Andrea, comme tout le monde l’appelait dans un évident besoin de proximité, prenant une allure christique en ouverture de la 42e ouverture des Trans Musicales, comme un doux messie passant du baume sur les cœurs meurtris et blessés par deux ans d’angoisse, de deuil et de vide pour cause de Covid-19 mondialisé. Rien de moins. Il faut dire que sa décision d’arrêter les concerts et de présenter ses deux dates aux Trans comme les dernières les parèrent d’exclusivité et filèrent un sacré FOMO (fear of missing out, la peur de manquer un événement) à pas mal de gens restés sur le carreau.

Moment de grâce

Alors oui, il y eut quelques problèmes de son, sa voix mal balancée par rapport à l’orchestre l’accompagnant (onze personnes). Mais étrangement, cet écueil n’abîma en rien leur prestation, toute destinée à expliquer quelque chose de profondément impalpable, déroutant, et fascinant : la vie.

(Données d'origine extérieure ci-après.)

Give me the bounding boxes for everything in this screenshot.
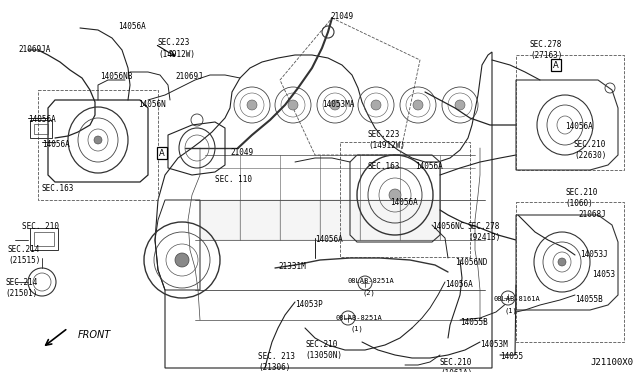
Text: 14053: 14053: [592, 270, 615, 279]
Text: SEC.278: SEC.278: [468, 222, 500, 231]
Bar: [30, 120, 52, 138]
Text: (13050N): (13050N): [305, 351, 342, 360]
Text: 14053P: 14053P: [295, 300, 323, 309]
Polygon shape: [200, 200, 240, 240]
Bar: [30, 228, 58, 250]
Text: 14056A: 14056A: [445, 280, 473, 289]
Text: FRONT: FRONT: [78, 330, 111, 340]
Text: (21515): (21515): [8, 256, 40, 265]
Ellipse shape: [330, 100, 340, 110]
Ellipse shape: [501, 291, 515, 305]
Ellipse shape: [371, 100, 381, 110]
Text: A: A: [159, 148, 165, 157]
Text: 21049: 21049: [230, 148, 253, 157]
Text: SEC.163: SEC.163: [368, 162, 401, 171]
Text: SEC.163: SEC.163: [42, 184, 74, 193]
Polygon shape: [280, 200, 320, 240]
Text: SEC.214: SEC.214: [8, 245, 40, 254]
Ellipse shape: [288, 100, 298, 110]
Text: SEC. 110: SEC. 110: [215, 175, 252, 184]
Text: SEC. 213: SEC. 213: [258, 352, 295, 361]
Text: 14055B: 14055B: [460, 318, 488, 327]
Bar: [340, 142, 470, 257]
Text: 14055B: 14055B: [575, 295, 603, 304]
Text: 08LAB-8161A: 08LAB-8161A: [493, 296, 540, 302]
Text: SEC.210: SEC.210: [440, 358, 472, 367]
Text: 14056A: 14056A: [28, 115, 56, 124]
Ellipse shape: [455, 100, 465, 110]
Text: 14056A: 14056A: [315, 235, 343, 244]
Text: SEC.223: SEC.223: [158, 38, 190, 47]
Text: (1): (1): [505, 307, 518, 314]
Bar: [516, 202, 624, 342]
Polygon shape: [240, 200, 280, 240]
Bar: [34, 232, 54, 246]
Bar: [34, 124, 48, 134]
Text: SEC.214: SEC.214: [5, 278, 37, 287]
Text: 21049: 21049: [330, 12, 353, 21]
Text: 14056N: 14056N: [138, 100, 166, 109]
Ellipse shape: [247, 100, 257, 110]
Ellipse shape: [341, 311, 355, 325]
Text: (1061A): (1061A): [440, 369, 472, 372]
Ellipse shape: [558, 258, 566, 266]
Text: 14055: 14055: [500, 352, 523, 361]
Text: 14053J: 14053J: [580, 250, 608, 259]
Text: 08LAB-8251A: 08LAB-8251A: [335, 315, 381, 321]
Polygon shape: [360, 200, 400, 240]
Text: 21068J: 21068J: [578, 210, 605, 219]
Text: 14056ND: 14056ND: [455, 258, 488, 267]
Text: (22630): (22630): [574, 151, 606, 160]
Ellipse shape: [358, 276, 372, 290]
Text: 14053MA: 14053MA: [322, 100, 355, 109]
Text: 21069J: 21069J: [175, 72, 203, 81]
Ellipse shape: [389, 189, 401, 201]
Text: 21331M: 21331M: [278, 262, 306, 271]
Ellipse shape: [175, 253, 189, 267]
Text: SEC.278: SEC.278: [530, 40, 563, 49]
Text: (21306): (21306): [258, 363, 291, 372]
Ellipse shape: [413, 100, 423, 110]
Text: 14056A: 14056A: [415, 162, 443, 171]
Polygon shape: [320, 200, 360, 240]
Text: (92413): (92413): [468, 233, 500, 242]
Ellipse shape: [94, 136, 102, 144]
Text: (1): (1): [350, 326, 363, 333]
Text: 14056A: 14056A: [118, 22, 146, 31]
Text: 21069JA: 21069JA: [18, 45, 51, 54]
Text: 14056NC: 14056NC: [432, 222, 465, 231]
Text: (2): (2): [362, 290, 375, 296]
Text: SEC.210: SEC.210: [574, 140, 606, 149]
Text: 14056A: 14056A: [390, 198, 418, 207]
Bar: [38, 90, 158, 200]
Text: SEC.223: SEC.223: [368, 130, 401, 139]
Polygon shape: [400, 200, 440, 240]
Text: 08LAB-8251A: 08LAB-8251A: [348, 278, 395, 284]
Text: 14056A: 14056A: [565, 122, 593, 131]
Text: J21100X0: J21100X0: [590, 358, 633, 367]
Text: (14912W): (14912W): [158, 50, 195, 59]
Text: (1060): (1060): [565, 199, 593, 208]
Text: 14053M: 14053M: [480, 340, 508, 349]
Text: 14056NB: 14056NB: [100, 72, 132, 81]
Text: 14056A: 14056A: [42, 140, 70, 149]
Text: A: A: [553, 61, 559, 70]
Text: (27163): (27163): [530, 51, 563, 60]
Text: SEC.210: SEC.210: [565, 188, 597, 197]
Text: (21501): (21501): [5, 289, 37, 298]
Bar: [516, 55, 624, 170]
Text: SEC.210: SEC.210: [305, 340, 337, 349]
Text: SEC. 210: SEC. 210: [22, 222, 59, 231]
Text: (14912W): (14912W): [368, 141, 405, 150]
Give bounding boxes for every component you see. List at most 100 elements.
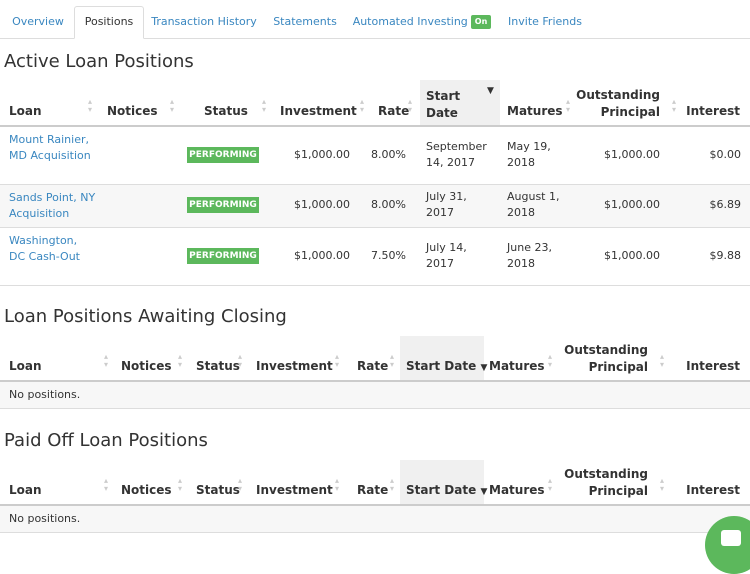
row-divider: [0, 408, 750, 409]
sort-icon[interactable]: ▴ ▾: [566, 97, 571, 114]
header-notices[interactable]: Notices: [121, 359, 172, 373]
tab-positions[interactable]: Positions: [74, 6, 144, 39]
header-notices[interactable]: Notices: [107, 104, 158, 118]
header-interest[interactable]: Interest: [686, 483, 740, 497]
header-matures[interactable]: Matures: [489, 483, 545, 497]
loan-link-line1[interactable]: Washington,: [9, 234, 78, 247]
header-loan[interactable]: Loan: [9, 359, 42, 373]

Figure chevelue et moustachue aux faux airs de Frank Zappa masquant un jeune âge (35 ans), Andrea Laszlo de Simone n’est pas démonstratif.

Il tourne un peu sur lui-même, cigarette aux lèvres (avec laquelle il chante, parfois), déboutonne quelque peu sa chemise (il finira torse nu le mercredi soir comme l’indique la très belle photo de Titouan Massé ci-dessus), mais donne le principal : le jaillissement de ses chansons à la beauté élégiaque, tendres comme un paysage embrassé de rosée matinale, délicates comme un baiser déposé sur des paupières closes, foudroyantes comme une rencontre avec lui, Andrea, être réservé et passionné, mystère turinois propulsé tête d’affiche des Trans Musicales sur la foi d’un disque passé de bouche à oreille avant de conquérir les cœurs médiatiques : Immensità.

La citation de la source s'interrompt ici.